COUNTIES FACE GROWING RESPONSIBILITIES
Facing a variety of funding, policy, and intergovernmental shifts, a new “pulse survey” at the National Association of Counties (NACo) found that 59 percent of respondents see county responsibilities expanding, while only 11 percent believed that county work has been reduced.
When asked about other levels of government, 43 percent said they perceived state responsibilities as expanding and 35 percent believed that to be the case for other local governments. As to the federal government, 27 percent saw its responsibilities as expanding and 52 percent believed they were being reduced.
The survey’s purpose, according to Teryn Zmuda, chief research officer and chief economist at NACo, was to help NACo understand pressures on service delivery, as well as the impact of federal and state policies. Responses came from 1,600 county leaders. (Also, please see Zmuda’s December guest column for this website, titled “Counties and the Big Shift.” )

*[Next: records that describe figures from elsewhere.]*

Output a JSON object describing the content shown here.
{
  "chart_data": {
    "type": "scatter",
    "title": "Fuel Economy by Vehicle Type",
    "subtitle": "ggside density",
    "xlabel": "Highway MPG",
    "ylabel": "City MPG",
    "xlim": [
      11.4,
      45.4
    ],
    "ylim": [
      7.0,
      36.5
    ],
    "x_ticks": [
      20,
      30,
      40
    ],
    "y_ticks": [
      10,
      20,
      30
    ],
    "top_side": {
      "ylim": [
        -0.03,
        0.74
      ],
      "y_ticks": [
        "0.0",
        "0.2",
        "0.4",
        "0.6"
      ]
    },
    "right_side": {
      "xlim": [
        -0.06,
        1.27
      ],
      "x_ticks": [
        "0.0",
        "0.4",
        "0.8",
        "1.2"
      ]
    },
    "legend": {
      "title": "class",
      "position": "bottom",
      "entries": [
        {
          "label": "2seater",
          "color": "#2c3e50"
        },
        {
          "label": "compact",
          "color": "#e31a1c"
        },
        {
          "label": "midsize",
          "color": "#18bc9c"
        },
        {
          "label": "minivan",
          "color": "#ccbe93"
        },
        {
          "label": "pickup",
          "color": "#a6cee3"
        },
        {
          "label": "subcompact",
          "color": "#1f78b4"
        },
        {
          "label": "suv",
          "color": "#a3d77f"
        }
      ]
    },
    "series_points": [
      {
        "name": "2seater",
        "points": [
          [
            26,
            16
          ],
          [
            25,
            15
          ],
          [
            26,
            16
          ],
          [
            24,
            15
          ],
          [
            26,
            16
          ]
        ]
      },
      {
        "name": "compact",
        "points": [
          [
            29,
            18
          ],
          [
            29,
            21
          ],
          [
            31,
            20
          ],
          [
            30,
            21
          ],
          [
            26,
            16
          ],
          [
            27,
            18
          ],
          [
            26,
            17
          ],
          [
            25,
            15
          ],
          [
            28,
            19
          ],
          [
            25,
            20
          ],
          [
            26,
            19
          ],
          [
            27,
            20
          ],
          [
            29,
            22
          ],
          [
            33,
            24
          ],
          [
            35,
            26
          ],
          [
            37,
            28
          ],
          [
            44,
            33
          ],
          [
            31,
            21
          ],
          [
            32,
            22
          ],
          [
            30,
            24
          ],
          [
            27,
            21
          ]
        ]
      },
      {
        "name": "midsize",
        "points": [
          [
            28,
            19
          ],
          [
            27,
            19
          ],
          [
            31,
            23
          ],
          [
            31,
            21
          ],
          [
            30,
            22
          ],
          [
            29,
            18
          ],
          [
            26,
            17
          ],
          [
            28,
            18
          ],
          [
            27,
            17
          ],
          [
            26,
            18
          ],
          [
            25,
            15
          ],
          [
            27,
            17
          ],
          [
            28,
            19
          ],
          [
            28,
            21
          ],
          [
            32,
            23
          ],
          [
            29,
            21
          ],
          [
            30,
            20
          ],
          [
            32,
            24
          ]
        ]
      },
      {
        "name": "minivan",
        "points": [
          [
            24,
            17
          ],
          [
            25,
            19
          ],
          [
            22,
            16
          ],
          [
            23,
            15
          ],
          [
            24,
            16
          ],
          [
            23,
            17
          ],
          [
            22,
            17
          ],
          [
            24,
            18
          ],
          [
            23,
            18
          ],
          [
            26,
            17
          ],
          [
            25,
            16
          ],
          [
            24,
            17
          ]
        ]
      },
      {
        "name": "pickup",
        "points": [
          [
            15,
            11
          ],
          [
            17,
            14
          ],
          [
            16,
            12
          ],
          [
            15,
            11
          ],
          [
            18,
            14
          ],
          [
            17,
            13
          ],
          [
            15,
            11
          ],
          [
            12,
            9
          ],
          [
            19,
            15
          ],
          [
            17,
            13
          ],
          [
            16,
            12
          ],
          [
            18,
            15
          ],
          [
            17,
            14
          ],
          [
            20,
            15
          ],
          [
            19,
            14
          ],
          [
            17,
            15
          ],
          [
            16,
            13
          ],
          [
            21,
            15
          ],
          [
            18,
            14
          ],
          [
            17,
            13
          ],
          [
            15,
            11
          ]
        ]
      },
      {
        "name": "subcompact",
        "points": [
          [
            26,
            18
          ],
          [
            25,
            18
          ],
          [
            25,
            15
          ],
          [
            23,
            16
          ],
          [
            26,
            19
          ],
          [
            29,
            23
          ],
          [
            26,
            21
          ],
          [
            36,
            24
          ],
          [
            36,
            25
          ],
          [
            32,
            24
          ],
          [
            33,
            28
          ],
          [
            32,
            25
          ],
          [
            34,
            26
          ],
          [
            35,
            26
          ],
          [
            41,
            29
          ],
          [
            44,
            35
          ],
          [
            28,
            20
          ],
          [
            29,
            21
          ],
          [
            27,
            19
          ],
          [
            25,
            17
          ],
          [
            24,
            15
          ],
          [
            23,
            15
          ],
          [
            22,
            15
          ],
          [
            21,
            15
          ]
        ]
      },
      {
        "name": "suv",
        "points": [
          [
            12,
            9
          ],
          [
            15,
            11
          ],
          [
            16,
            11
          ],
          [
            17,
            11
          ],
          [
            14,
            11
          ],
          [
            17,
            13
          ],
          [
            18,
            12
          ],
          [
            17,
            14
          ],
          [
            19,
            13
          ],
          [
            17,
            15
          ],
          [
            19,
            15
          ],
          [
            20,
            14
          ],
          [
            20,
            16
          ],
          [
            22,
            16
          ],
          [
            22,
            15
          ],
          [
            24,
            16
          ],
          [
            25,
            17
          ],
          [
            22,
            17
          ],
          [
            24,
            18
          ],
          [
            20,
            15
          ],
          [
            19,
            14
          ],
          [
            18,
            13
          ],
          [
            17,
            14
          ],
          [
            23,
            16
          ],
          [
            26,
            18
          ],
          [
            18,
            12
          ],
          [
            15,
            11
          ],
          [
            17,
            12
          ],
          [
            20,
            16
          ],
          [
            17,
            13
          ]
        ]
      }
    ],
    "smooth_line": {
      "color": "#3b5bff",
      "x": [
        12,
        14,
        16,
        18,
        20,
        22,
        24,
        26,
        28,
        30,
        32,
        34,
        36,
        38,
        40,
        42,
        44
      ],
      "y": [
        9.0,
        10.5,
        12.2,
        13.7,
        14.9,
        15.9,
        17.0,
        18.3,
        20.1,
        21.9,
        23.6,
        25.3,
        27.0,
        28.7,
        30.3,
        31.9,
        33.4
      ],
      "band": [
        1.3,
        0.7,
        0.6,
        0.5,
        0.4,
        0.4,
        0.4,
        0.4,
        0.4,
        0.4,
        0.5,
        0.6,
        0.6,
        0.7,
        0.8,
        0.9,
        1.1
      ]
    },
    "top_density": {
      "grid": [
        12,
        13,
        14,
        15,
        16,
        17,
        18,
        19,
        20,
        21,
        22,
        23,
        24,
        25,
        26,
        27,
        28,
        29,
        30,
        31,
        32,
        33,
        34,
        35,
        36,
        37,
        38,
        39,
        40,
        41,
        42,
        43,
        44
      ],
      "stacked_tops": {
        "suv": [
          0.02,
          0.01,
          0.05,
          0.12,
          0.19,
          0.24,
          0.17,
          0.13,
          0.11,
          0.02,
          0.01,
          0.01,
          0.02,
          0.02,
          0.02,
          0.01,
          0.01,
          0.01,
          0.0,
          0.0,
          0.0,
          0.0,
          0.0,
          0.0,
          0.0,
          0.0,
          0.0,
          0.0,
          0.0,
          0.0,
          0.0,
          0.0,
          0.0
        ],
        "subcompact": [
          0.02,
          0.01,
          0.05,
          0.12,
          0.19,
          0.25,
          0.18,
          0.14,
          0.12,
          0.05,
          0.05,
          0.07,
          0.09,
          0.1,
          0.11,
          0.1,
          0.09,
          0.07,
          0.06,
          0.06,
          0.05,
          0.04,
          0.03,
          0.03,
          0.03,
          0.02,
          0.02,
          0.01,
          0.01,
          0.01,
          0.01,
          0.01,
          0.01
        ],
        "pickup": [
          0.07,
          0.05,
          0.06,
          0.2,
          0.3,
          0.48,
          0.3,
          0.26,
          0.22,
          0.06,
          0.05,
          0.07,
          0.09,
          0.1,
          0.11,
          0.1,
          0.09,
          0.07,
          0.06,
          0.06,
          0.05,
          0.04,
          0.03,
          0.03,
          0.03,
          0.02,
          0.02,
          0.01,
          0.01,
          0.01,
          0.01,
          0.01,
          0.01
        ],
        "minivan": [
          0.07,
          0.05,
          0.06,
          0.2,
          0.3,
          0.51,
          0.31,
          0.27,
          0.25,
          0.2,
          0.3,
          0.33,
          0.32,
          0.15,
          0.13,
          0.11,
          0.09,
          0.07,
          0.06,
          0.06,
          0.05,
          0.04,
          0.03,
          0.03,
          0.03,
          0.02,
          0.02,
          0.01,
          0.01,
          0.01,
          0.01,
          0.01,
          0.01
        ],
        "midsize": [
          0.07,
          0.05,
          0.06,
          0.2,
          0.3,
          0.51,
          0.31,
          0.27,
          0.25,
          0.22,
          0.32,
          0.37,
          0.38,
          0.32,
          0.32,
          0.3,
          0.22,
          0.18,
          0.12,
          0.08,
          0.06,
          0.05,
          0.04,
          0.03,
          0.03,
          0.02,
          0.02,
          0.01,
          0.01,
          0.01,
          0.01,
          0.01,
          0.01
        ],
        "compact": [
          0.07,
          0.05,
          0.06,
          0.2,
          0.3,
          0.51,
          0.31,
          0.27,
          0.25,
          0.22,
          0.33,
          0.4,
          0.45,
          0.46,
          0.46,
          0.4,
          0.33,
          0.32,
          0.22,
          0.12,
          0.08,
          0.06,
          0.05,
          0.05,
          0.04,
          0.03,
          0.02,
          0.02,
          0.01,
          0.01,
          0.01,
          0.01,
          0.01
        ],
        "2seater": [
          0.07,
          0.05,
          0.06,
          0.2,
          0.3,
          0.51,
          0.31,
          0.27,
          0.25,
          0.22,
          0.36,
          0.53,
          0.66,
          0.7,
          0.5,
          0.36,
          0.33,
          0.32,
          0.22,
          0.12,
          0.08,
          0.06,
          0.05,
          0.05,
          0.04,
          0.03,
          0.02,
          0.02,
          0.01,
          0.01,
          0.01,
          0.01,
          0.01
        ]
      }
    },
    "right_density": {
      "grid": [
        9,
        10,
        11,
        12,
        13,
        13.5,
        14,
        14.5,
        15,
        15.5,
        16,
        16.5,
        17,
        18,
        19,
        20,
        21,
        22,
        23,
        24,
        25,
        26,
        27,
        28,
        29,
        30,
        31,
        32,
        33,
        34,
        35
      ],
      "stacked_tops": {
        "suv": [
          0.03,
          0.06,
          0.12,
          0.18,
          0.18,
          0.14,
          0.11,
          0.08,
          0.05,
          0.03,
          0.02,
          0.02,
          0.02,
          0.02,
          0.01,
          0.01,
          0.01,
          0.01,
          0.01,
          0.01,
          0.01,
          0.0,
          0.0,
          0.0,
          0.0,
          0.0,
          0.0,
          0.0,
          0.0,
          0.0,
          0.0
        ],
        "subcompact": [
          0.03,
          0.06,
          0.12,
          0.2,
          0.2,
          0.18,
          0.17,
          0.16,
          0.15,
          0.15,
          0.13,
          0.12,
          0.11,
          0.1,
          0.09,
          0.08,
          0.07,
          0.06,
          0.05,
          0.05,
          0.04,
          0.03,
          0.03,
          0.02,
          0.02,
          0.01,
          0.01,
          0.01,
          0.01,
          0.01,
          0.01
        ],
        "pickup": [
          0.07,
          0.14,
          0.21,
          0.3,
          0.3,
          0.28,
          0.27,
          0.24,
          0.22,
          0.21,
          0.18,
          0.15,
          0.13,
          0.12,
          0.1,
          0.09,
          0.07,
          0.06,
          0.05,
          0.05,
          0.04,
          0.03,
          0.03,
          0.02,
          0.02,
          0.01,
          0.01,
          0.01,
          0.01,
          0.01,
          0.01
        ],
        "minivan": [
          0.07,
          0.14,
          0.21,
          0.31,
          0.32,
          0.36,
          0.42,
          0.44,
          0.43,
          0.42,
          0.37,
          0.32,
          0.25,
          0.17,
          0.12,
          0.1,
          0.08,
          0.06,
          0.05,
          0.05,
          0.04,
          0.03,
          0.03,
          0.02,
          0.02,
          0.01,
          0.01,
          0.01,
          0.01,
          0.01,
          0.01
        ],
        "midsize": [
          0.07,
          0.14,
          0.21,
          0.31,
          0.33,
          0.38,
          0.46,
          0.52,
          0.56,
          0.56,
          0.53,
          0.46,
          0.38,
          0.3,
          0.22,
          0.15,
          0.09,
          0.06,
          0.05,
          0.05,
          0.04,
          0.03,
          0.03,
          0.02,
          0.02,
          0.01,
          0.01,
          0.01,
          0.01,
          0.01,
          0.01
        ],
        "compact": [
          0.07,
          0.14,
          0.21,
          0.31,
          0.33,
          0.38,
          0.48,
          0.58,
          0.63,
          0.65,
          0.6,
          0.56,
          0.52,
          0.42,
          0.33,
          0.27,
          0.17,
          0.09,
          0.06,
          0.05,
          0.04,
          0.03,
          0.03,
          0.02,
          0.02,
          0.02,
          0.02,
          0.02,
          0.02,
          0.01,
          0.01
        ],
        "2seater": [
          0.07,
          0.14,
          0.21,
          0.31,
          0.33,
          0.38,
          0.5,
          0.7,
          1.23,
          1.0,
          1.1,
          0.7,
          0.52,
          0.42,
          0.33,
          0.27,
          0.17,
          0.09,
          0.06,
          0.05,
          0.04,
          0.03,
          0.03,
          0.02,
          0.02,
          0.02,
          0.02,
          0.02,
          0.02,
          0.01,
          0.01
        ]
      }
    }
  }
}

Survey results were delivered at a NACo summit held on January 14, with NACo President J.D. Clark, County Judge in Wise County, Texas, setting the stage for a discussion of counties’ unique position “sitting at the intersection of policy development and practical implementation.”

The summit was an opportunity for leaders at NACo and representatives from a variety of counties to speak about the county role, the importance in having a seat at the table in policy discussions and access to more direct funding.
The summit included discussions of issues that NACo is advocating for in federal legislation including Surface Transportation Reauthorization and the FEMA Act.
In terms of transportation, Clark noted that counties own 44 percent of the roads in the U.S, 38 percent of bridges and 40 percent of public transit agencies. Rising costs and funding challenges are ongoing issues, and grant procurement is difficult particularly for smaller counties that lack professional grant-writing staff. Preserving and improving discretionary grant opportunities has been a priority, as is getting more direct resources to counties.
“The funding issue is front and center,” said Phillip Church, county administrator in Oswego County, New York. “It’s got to keep up with the costs. And being able to access federal funds directly would increase the resources that we have locally to do that.”
In the survey response, the intergovernmental handling of disaster response was also a critical concern, with Clark pointing out that close to a third of counties experienced a federally declared disaster in recent years. The FEMA Act has passed the House Transportation and Infrastructure Committee, and could represent a major overhaul of disaster response, but the content of the legislation still faces extensive discussion and debate.
NACo’s Intergovernmental Reform Task Force favors elements that are currently part of the legislation and are “designed to make disaster recovery faster, simpler and more responsive to the need of our communities,” said Jim Henderson, the executive director of the Kentucky Association of Counties.